It’s game time for the Marvin Williams Center. The $6.4 million project, to include a gymnasium and job skills center, will break ground July 7 at the corner of Park Avenue and 8th Street.
“We’re ready and boy are we excited,” said Larry Robertson, pastor of Emmanuel Apostolic Church, which is spearheading the project.
It’s been a long road for the New Life Development Agency, the development arm of the church that has been planning the community center for more than a decade. Once opened, the center will provide everything from job training to a place for teens to play after school. It will be named for Williams, a longtime NBA star born and raised here.

Donations and state funding have poured in for the center in recent years. The State Legislature funded $1.6 million of the project in its capital budget in 2013; donations have from from the C. Keith Birkenfeld Trust, the family of teacher A.Y. Petter and Williams himself.

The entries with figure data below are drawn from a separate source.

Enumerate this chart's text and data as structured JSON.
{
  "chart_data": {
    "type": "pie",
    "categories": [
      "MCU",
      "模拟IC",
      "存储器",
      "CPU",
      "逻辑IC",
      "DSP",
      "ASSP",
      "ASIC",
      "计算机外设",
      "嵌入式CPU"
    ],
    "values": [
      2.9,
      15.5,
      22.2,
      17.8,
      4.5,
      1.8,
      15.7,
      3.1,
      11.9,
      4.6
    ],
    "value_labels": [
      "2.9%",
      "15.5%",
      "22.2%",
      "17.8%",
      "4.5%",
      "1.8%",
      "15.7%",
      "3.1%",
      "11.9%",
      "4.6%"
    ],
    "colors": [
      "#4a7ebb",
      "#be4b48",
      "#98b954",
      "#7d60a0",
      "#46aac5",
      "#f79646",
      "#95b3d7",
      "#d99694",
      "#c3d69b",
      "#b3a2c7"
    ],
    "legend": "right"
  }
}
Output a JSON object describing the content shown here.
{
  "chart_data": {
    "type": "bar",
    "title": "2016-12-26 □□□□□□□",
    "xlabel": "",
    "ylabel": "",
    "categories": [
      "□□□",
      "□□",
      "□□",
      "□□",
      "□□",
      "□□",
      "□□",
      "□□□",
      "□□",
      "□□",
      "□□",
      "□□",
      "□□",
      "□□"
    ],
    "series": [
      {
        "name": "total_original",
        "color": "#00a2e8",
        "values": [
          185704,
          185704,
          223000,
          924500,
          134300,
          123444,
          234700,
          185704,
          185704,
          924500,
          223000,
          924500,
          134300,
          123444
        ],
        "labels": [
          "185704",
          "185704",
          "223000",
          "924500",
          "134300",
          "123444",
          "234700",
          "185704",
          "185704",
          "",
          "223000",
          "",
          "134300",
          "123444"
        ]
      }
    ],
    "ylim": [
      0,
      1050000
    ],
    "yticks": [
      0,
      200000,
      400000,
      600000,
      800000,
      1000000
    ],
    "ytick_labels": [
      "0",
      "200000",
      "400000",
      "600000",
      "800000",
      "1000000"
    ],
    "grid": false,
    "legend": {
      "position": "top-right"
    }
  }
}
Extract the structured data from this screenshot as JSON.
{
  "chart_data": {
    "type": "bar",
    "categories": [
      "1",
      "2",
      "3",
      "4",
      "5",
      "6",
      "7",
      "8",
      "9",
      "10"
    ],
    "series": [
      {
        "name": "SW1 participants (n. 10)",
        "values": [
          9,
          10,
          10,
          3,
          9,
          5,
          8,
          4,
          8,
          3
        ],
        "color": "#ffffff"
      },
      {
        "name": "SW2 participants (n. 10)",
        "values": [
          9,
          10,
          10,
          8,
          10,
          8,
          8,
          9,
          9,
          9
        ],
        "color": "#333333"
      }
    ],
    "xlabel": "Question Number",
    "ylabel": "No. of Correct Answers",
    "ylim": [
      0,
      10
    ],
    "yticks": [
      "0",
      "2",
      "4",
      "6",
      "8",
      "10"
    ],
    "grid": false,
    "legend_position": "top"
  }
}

The center was $755,000 away from full funding last October, following a $100,000 from longtime developer Tim Ryan. But in the time since, several large donations have rolled in, including $112,000 during the Kitsap Great Give. Robertson said the organization is still short the project’s $6.4 million price tag, but by an amount it is confident it will reach in the coming months.
Williams, the center’s namesake, just finished his 11th season in the NBA, and enters the summer in free agency. He called this past season “probably the most fun year of my career,” helping the Hornets amass a 48-34 record with nearly 12 points a game. The team recently lost a a nail biter of a first-round series to the Miami Heat, 4-3.
The groundbreaking will be at 5 p.m. July 7. Robertson said construction should take nine months.